Ukraine Marks 79th Anniversary Of Stalin-Era Deportations Of Crimean Tatars

President Volodymyr Zelenskiy wore a traditional "vyshyvanka" -- or Ukrainian embroidered tunic -- for his statement on May 18, the date that Ukraine marks the 79th anniversary of Stalin-era deportations of Crimean Tatars to Central Asia.

KYIV -- Ukraine on May 18 marked the 79th anniversary of Stalin-era deportations of Crimean Tatars to Central Asia.

The date known in Ukraine as the Day of Commemoration of the Victims of the Genocide of the Crimean Tatars coincided this year with the Day of Vyshyvanka -- the Ukrainian tunic adorned with traditional embroidery that has become a symbol of patriotism and resistance to Russia's aggression. The Day of Vyshyvanka is marked on the third Thursday of May each year.

President Volodymyr Zelenskiy said in a statement that the day commemorating the Crimean Tatars shows that they "survived the deportation and will live free" after Russian-occupied Crimea returns to Ukrainian control.

"Today, I am wearing a vyshyvanka embroidered with ornaments symbolizing the unity of the Ukrainian and Crimean Tatar peoples. Those are symbols of our power and our will to live in our homeland," Zelenskiy said.

Refat Chubarov, chairman of Crimean Tatars' self-governing body Mejlis, told RFE/RL that after the Soviet government deported Crimean Tatars to Central Asia in 1944, Crimea lost its legal status as an autonomous republic and was turned into an oblast, a regular region similar to any other within the Soviet Union, because the indigenous people of the peninsula were forced out.
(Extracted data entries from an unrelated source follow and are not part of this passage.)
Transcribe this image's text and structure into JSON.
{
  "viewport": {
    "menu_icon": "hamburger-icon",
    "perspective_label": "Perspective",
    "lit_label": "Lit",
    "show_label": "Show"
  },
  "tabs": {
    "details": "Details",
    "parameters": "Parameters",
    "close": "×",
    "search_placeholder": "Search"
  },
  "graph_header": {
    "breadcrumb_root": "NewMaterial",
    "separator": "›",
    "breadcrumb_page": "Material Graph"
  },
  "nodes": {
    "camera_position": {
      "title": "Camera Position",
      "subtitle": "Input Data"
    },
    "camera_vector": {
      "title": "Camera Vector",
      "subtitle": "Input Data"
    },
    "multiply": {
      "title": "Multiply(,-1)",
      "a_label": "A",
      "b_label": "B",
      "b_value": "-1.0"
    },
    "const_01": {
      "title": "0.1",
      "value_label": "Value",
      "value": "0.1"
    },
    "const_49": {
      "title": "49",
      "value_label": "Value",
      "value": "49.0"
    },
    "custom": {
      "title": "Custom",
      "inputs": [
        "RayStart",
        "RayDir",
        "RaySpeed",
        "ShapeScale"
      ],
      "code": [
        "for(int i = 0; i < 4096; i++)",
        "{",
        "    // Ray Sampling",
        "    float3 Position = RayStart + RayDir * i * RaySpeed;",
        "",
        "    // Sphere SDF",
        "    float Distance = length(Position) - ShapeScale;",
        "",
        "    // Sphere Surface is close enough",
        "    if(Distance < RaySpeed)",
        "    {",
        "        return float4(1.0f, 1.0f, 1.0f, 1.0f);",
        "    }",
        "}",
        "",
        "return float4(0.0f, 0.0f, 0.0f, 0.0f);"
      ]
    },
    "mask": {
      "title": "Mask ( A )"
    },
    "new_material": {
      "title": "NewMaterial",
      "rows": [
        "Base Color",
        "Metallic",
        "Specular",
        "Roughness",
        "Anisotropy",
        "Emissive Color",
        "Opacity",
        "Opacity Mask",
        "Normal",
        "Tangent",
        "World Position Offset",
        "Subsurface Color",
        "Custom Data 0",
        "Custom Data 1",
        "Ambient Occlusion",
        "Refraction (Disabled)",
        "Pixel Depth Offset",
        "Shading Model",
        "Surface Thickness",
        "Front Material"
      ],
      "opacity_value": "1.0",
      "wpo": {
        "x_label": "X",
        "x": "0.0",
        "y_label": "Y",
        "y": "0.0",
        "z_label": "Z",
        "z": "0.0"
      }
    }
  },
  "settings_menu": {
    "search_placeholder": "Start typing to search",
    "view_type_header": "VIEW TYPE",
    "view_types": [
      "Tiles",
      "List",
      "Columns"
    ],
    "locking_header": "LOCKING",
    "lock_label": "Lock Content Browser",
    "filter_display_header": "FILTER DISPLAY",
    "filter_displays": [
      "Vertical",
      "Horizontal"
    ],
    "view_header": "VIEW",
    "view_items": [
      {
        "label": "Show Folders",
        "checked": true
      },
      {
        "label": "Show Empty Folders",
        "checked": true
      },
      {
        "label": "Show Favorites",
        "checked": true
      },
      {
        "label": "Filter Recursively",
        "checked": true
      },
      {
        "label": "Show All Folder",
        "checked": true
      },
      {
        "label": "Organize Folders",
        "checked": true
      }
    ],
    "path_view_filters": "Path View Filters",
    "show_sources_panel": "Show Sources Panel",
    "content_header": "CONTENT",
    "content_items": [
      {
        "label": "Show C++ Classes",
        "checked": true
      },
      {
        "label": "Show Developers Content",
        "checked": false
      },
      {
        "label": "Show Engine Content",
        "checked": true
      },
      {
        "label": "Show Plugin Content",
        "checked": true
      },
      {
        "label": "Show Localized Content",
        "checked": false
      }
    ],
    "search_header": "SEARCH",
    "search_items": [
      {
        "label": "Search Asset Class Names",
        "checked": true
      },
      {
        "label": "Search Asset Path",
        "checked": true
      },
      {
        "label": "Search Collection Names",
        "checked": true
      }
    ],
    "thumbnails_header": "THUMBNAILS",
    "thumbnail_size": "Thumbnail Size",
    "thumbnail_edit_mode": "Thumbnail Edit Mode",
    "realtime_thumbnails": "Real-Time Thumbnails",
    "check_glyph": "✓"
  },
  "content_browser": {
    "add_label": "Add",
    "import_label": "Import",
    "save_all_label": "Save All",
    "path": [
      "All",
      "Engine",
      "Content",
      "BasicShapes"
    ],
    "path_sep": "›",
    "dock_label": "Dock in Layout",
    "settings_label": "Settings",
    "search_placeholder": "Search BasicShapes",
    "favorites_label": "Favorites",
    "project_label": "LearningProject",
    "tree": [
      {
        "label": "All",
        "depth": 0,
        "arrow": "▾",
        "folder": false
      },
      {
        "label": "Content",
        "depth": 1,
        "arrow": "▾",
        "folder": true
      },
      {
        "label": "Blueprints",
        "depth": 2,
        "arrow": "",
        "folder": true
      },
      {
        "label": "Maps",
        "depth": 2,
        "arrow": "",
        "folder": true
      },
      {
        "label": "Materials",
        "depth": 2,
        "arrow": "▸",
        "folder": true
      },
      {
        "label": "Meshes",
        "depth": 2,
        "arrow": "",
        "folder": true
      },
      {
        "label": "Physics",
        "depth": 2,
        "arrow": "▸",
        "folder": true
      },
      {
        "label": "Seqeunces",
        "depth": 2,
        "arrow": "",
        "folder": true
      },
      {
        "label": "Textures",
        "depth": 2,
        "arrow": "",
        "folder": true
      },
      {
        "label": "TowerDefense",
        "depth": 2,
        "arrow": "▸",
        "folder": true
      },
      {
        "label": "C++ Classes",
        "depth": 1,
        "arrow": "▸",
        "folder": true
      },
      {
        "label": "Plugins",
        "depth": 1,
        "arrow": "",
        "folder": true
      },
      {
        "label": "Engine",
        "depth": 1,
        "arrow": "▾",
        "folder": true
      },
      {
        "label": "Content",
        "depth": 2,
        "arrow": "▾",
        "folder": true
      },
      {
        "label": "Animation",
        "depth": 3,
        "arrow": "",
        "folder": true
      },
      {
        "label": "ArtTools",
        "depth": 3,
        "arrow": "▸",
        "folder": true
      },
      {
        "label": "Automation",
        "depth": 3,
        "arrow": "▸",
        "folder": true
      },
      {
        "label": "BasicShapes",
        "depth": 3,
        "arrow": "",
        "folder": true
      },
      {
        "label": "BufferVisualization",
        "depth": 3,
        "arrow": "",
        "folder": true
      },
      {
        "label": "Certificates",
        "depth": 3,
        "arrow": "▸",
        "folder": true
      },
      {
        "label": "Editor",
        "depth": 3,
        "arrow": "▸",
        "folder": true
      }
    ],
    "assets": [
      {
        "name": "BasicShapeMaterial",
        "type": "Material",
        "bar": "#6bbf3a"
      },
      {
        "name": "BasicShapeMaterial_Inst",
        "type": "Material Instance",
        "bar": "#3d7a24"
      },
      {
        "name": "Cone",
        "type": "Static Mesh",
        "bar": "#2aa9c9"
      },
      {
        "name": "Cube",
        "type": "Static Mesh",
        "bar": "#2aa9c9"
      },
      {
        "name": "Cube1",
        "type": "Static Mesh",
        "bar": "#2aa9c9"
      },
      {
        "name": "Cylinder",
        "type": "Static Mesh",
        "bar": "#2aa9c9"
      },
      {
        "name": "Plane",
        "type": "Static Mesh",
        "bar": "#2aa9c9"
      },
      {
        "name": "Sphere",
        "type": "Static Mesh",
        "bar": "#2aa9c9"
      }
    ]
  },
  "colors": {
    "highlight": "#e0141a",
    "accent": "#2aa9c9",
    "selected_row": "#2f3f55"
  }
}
After the death of Soviet dictator Josef Stalin in 1953, during the so-called Nikita Khrushchev's thaw, unlike other ethnic groups deported by the Soviet government to Central Asian and Siberia, Crimean Tatars, Meskhetian Turks, Germans, and Koreans were not allowed to return to their native lands.

Only in the wake of Mikhail Gorbachev's reforms in the late 1980s did Crimean Tatars started returning to Crimea in large numbers in a migration that occurred without the permission of authorities.

Chubarov expressed hope that after the defeat of Russia's ongoing unprovoked invasion, Kyiv will find a solution regarding Crimea's legal status, which should be an autonomous region within Ukraine.

"I am sure the Ukrainian nation that consolidated around itself all indigenous peoples and ethnic minorities residing in Ukraine, turning them into a single political nation, will always be capable to find solutions now that fully correspond to the international laws and contribute to the democratic development of the independent Ukraine," Chubarov said.

Moscow’s illegal annexation of Crimea in 2014 was vocally opposed by the majority of Crimean Tatars, who are now a sizable minority in the region.